7.2 Effects of Combined Oral Contraceptives on Other Drugs
COCs containing EE may inhibit the metabolism of other compounds (e.g., cyclosporine, prednisolone, theophylline, tizanidine, and voriconazole) and increase their plasma concentrations. COCs have been shown to decrease plasma concentrations of acetaminophen, clofibric acid, morphine, salicylic acid, and temazepam. Significant decrease in plasma concentration of lamotrigine has been shown, likely due to induction of lamotrigine glucuronidation. This may reduce seizure control; therefore, dosage adjustments of lamotrigine may be necessary.
Women on thyroid hormone replacement therapy may need increased doses of thyroid hormone because the serum concentration of thyroid-binding globulin increases with use of COCs [see WARNINGS AND PRECAUTIONS (5.12)].
7.3 Concomitant Use with HCV Combination Therapy – Liver Enzyme Elevation
Co-administration of Blisovi 24 Fe with HCV drug combinations containing ombitasvir/paritaprevir/ritonavir, with or without dasabuvir is contraindicated due to potential for ALT elevations [see WARNINGS AND PRECAUTIONS (5.3)]. Co-administration of Blisovi 24 Fe and glecaprevir/pibrentasvir is not recommended due to potential for ALT elevations.
7.4 Interactions with Laboratory Tests
The use of contraceptive steroids may influence the results of certain laboratory tests, such as coagulation factors, lipids, glucose tolerance, and binding proteins.
8 USE IN SPECIFIC POPULATIONS
There is no use for contraception in pregnancy; therefore, Blisovi 24 Fe should be discontinued during pregnancy. Epidemiologic studies and meta-analyses have not found an increased risk of genital or nongenital birth defects (including cardiac anomalies and limb-reduction defects) following exposure to CHCs before conception or during early pregnancy.
In the U.S. general population, the estimated background risk of major birth defects and miscarriage in clinically recognized pregnancies is 2 to 4 percent and 15 to 20 percent, respectively.
Epidemiologic studies and meta-analyses have not found an increased risk of genital or nongenital birth defects (including cardiac anomalies and limb-reduction defects) following exposure to CHCs before conception or during early pregnancy.
Contraceptive hormones and/or metabolites are present in human milk.

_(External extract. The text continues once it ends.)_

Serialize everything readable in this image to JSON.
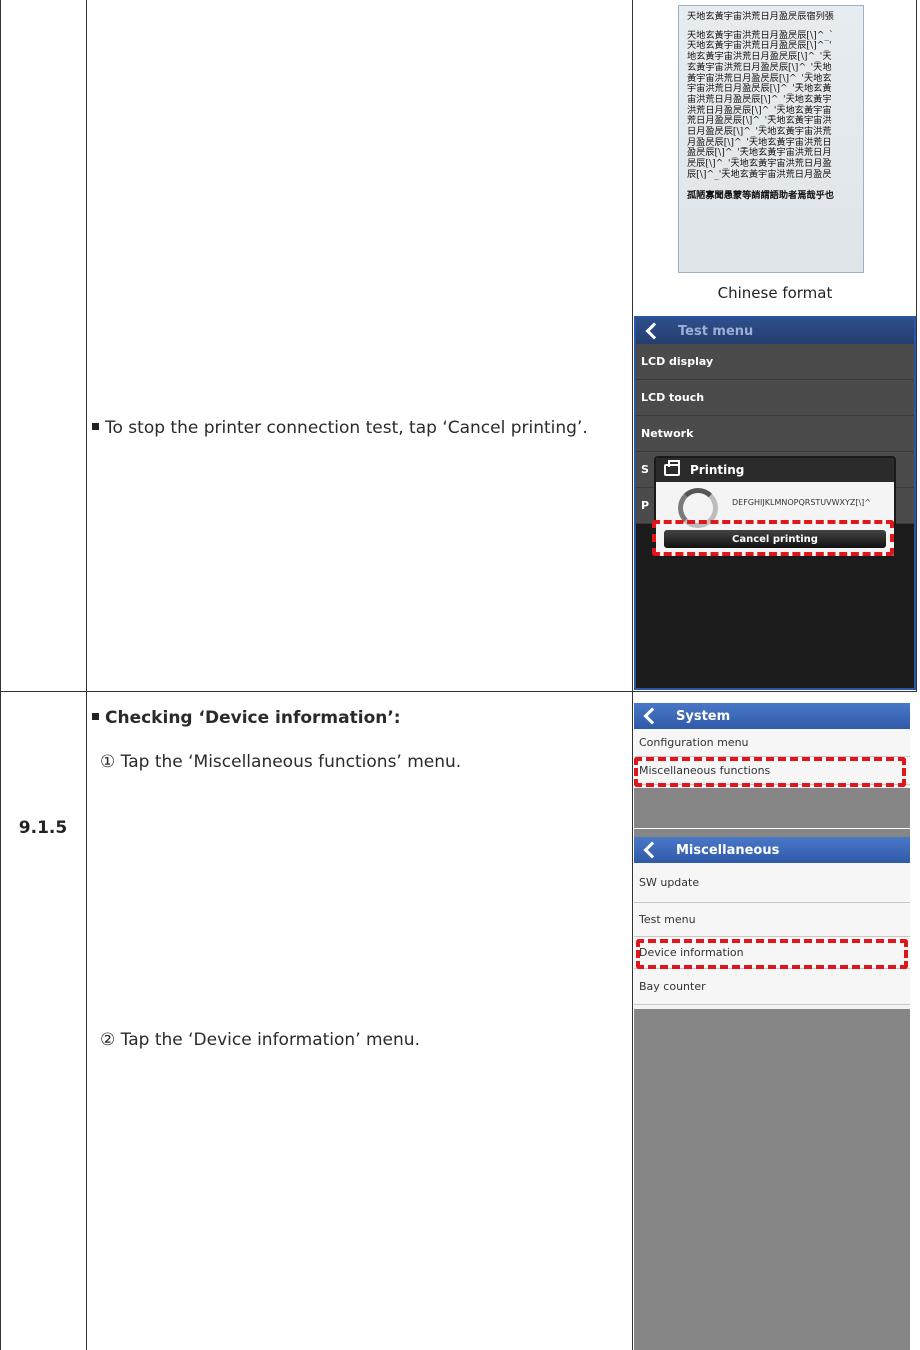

CHCs can reduce milk production in breastfeeding females. This reduction can occur at any time but is less likely to occur once breastfeeding is well-established. When possible, advise the nursing female to use other methods of contraception until she discontinues breastfeeding [see Dosage and Administration (2.2)]. The developmental and health benefits of breastfeeding should be considered along with the mother’s clinical need for Blisovi 24 Fe and any potential adverse effects on the breastfed child from Blisovi 24 Fe or from the underlying maternal condition.
8.4 Pediatric Use
Safety and efficacy of Blisovi 24 Fe have been established in women of reproductive age. Efficacy is expected to be the same in postpubertal adolescents under the age of 18 years as for users 18 years and older. Use of this product before menarche is not indicated.